The organisation was founded  by a number of artists in early 2009. It lobbies and campaigns for the rights of featured artists (i.e. 'the musicians and bands whose names are on the cover of the record' as distinct from session musicians), highlighting issues such as the relations between major content providers and record labels, copyright term extension, and anti piracy measures. It encourages a greater connection between fans and artists and aims to promote transparency in the music industry.

History 
The FAC was launched at Heaven on 11 March 2009. On 24 September 2009, an open meeting for featured artists was held at Air Studios. The inaugural Artist and Manager Awards was held in conjunction with the MMF at the Roundhouse in London's Chalk Farm on 13 September 2011, at which Ed Sheeran and Mumford & Sons performed. Massive Attack won the Artists’ Artist Award, Ed Sheeran won the Award for Breakthrough Artist and Everybody's Management and its artists won the Achievement Award, the highest accolade of the night.

The Artist and Manager Awards 2012 was held at the Troxy on 27 November 2013. Winners included Amanda Palmer for Industry Pioneer and Zane Lowe for Industry Champion. Artist awards were given to Madeon and Plan B and Ben Howard's manager, Owain Davies, was awarded the Breakthrough Manager award.

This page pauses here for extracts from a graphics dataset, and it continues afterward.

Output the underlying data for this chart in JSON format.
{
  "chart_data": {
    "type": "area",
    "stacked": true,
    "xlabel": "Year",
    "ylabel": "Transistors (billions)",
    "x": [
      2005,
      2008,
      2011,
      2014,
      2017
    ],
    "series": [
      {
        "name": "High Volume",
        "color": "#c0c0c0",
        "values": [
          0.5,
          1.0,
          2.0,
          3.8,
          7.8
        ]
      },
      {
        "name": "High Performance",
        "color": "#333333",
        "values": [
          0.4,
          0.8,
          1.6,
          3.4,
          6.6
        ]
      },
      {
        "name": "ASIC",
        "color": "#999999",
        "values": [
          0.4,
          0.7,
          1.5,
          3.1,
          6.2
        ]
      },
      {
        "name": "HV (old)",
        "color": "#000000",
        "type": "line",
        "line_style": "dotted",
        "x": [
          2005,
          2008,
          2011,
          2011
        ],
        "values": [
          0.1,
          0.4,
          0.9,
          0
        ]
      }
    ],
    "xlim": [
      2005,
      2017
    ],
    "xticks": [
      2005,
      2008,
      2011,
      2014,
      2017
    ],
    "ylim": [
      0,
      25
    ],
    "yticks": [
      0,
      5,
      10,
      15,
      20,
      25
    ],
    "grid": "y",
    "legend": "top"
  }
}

Spotify sponsored the event and awarded a ten thousand pound grant to a promising artist and manager partnership. The winners were manager Danny Blackman and act, Pale Seas.

Artist & Manager Awards 
The FAC has partnered with Music Managers Forum to organize an annual ceremony, the Artist & Manager Awards, "to celebrate the achievements of a whole spectrum of artists and managers". Music funding platform, beatBread, was the headline sponsor of the 2022 awards.

Notable campaigns 
The FAC has worked in concert with the British Academy of Songwriters, Composers and Authors and the Music Producers Guild in campaigns to protect rights of performers and musicians and for "artists to have more control of their music and a much fairer share of the profits".